Most importantly, your home office must be used exclusively and regularly for your business.
What Home Expenses are Deductible?
The most common way to allocate expenses to your home office is the square footage method. It is based on the total useable square footage of the house. For example, if you have 2,000 usable square feet in your home, and your home office is 300 square feet, your home office allocation is 300 / 2,000 = 15%.
In this scenario, you would be able to deduct 15% of your mortgage interest, property taxes, home insurance, rent, utilities, repairs, home depreciation, certain home improvements, etc. If you meet clients in your home, you would also be able to deduct 15% of your yard maintenance and house cleaning costs.
Bulletproof Your Deduction
1. Take a yearly, dated picture of your home office to establish that it was used exclusively for business. (Remove any personal items first!) If you are audited, you will be able to prove you were eligible for the deduction in the past.
2. Keep records of the square footage of your home and home office. If you do not have blueprints, draw a picture showing measurements of your home and office.
3. Keep a calendar including guest to your home office. It does not need to be formal, but it should include your guest's name, date of the visit and the purpose.
4. Keep a work activity log for time spent in your home office. This will help you prove that you used your home office regularly.

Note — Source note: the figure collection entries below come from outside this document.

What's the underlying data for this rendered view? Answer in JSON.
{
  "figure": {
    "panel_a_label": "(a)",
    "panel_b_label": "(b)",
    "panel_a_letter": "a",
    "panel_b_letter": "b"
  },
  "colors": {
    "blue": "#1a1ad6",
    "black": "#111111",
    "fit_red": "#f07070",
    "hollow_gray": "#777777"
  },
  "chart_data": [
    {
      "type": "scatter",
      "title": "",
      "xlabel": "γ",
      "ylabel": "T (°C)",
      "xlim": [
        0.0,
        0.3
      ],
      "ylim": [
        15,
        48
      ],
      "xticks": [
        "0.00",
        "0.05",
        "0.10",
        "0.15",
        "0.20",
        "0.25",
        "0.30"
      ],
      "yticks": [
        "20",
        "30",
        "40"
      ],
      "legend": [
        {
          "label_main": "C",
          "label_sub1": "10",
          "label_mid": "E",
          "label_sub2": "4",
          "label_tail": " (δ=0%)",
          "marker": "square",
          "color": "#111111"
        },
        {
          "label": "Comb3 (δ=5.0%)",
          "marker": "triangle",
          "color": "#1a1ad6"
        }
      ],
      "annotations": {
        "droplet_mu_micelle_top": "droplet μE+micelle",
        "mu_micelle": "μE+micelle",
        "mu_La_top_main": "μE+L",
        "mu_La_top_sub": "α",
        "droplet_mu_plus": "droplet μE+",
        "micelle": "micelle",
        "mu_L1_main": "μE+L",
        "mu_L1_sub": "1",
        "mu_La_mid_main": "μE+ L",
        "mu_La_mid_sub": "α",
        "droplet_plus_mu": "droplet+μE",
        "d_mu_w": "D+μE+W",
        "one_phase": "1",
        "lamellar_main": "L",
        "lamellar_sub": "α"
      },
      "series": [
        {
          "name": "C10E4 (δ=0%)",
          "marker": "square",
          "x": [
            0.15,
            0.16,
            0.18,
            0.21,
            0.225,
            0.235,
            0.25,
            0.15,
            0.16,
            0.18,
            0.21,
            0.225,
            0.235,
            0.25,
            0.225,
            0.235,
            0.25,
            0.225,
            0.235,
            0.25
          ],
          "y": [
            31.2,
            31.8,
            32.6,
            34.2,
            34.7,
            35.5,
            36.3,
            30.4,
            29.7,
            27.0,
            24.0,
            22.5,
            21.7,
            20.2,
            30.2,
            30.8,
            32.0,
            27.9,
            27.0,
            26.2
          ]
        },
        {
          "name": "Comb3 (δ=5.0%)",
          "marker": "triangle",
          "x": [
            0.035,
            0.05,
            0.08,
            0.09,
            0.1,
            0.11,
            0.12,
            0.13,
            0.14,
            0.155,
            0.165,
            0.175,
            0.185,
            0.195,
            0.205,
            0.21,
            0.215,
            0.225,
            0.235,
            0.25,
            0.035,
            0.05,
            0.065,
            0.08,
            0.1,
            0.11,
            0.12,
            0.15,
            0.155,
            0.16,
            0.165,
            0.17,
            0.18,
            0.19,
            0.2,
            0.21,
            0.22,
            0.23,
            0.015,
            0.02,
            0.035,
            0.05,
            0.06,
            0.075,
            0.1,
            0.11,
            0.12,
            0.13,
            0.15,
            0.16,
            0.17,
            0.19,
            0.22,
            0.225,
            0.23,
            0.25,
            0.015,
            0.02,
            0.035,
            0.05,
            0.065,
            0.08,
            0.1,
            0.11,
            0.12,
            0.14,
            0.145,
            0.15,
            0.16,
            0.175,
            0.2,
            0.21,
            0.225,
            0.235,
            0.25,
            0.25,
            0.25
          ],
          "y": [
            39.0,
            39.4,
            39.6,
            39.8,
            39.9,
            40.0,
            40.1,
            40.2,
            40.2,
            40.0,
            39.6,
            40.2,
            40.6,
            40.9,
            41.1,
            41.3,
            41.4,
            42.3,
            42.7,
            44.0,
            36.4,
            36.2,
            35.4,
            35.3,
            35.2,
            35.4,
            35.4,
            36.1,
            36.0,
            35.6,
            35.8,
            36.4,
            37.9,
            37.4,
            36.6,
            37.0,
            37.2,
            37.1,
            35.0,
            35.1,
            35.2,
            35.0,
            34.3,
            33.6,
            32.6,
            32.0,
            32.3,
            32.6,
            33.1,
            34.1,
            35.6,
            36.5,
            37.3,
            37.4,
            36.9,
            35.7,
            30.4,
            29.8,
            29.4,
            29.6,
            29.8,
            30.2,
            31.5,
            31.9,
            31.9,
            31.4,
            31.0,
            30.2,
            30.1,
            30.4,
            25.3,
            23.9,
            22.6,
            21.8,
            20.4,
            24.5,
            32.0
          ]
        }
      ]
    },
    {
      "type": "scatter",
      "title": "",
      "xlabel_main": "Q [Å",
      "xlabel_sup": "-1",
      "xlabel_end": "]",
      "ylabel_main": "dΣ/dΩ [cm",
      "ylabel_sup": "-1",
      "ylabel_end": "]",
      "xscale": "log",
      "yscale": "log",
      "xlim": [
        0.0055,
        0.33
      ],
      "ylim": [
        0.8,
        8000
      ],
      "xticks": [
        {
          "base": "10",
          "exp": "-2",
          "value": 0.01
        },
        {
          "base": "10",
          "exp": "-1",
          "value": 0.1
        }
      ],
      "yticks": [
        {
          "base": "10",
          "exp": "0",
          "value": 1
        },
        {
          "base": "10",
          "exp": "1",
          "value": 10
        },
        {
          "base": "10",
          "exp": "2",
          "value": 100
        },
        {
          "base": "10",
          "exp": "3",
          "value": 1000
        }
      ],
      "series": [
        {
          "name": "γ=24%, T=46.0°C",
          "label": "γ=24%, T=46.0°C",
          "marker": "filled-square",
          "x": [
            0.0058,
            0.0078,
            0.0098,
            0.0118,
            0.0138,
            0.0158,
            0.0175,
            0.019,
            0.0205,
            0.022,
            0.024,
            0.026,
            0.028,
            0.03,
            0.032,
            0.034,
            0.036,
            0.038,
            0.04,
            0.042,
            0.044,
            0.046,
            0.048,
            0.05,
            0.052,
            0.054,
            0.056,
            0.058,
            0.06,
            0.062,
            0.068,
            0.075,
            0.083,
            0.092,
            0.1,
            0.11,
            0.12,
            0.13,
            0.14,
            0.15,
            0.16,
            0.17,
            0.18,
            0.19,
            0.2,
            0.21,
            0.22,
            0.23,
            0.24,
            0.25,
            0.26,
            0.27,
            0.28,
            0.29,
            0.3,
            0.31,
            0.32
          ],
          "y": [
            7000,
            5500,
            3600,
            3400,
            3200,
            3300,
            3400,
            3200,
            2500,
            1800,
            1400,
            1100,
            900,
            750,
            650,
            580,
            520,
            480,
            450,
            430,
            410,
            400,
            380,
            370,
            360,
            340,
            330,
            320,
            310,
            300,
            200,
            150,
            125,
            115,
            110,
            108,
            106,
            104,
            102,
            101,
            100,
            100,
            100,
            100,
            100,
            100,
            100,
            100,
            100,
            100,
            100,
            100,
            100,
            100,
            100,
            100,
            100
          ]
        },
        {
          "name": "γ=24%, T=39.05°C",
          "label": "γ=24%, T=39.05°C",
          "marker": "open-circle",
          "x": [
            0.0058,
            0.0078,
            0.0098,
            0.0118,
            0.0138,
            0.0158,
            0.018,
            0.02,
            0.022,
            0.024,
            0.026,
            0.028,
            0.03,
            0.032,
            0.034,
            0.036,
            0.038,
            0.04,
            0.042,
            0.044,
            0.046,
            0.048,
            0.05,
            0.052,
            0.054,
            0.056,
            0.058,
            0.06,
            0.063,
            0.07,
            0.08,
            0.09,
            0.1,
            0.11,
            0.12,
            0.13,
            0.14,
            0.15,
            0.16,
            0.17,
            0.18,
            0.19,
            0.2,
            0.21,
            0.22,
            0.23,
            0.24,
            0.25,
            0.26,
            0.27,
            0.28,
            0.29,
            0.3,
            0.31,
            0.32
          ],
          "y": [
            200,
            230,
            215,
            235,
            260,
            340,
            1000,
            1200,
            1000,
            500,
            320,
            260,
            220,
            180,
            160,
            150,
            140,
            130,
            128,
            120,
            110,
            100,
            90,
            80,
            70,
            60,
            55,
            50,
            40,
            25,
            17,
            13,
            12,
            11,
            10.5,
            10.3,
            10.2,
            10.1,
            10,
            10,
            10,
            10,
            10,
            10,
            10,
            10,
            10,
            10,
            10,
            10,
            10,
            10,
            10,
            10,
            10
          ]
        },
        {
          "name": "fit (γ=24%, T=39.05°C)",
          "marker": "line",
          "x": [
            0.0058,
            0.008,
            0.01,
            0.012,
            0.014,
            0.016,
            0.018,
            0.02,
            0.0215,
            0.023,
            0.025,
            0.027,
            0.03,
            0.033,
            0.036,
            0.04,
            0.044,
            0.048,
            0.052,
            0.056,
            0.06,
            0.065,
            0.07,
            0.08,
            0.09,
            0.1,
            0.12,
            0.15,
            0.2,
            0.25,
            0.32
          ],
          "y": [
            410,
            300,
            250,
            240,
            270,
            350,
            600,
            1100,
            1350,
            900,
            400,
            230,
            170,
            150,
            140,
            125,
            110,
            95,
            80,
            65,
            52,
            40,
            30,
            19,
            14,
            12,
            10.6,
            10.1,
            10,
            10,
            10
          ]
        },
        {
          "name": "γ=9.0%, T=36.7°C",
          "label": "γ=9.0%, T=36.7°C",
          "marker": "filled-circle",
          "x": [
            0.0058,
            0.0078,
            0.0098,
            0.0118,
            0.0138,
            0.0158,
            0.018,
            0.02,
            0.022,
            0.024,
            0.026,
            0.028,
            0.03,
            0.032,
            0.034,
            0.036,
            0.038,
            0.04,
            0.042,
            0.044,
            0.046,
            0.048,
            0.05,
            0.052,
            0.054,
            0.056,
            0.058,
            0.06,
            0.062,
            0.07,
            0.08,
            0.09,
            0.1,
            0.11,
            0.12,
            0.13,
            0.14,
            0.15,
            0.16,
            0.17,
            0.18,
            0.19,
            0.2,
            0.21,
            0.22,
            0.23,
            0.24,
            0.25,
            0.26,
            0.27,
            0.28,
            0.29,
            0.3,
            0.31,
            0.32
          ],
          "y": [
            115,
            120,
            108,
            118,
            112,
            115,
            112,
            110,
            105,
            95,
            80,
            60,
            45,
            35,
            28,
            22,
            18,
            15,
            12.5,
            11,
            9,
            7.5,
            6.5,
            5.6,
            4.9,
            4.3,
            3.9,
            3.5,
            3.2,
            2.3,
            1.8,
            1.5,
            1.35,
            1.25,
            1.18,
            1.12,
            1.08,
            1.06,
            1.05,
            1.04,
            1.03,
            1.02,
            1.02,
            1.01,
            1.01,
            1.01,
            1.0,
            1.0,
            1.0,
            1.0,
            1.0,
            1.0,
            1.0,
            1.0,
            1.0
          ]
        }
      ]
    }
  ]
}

Of course, any expense which is paid or incurred during the tax year to carry on a trade or business is generally deductible. There is an overriding requirement that all such expenses be ordinary and necessary. Thus, supplies, cost of goods sold, office expenses can all be deductible. Certain expenses must be deducted over time (e.g. equipment, building improvements, purchased goodwill). Talk to your CPA or tax accountant to determine all of the available deductions for your business.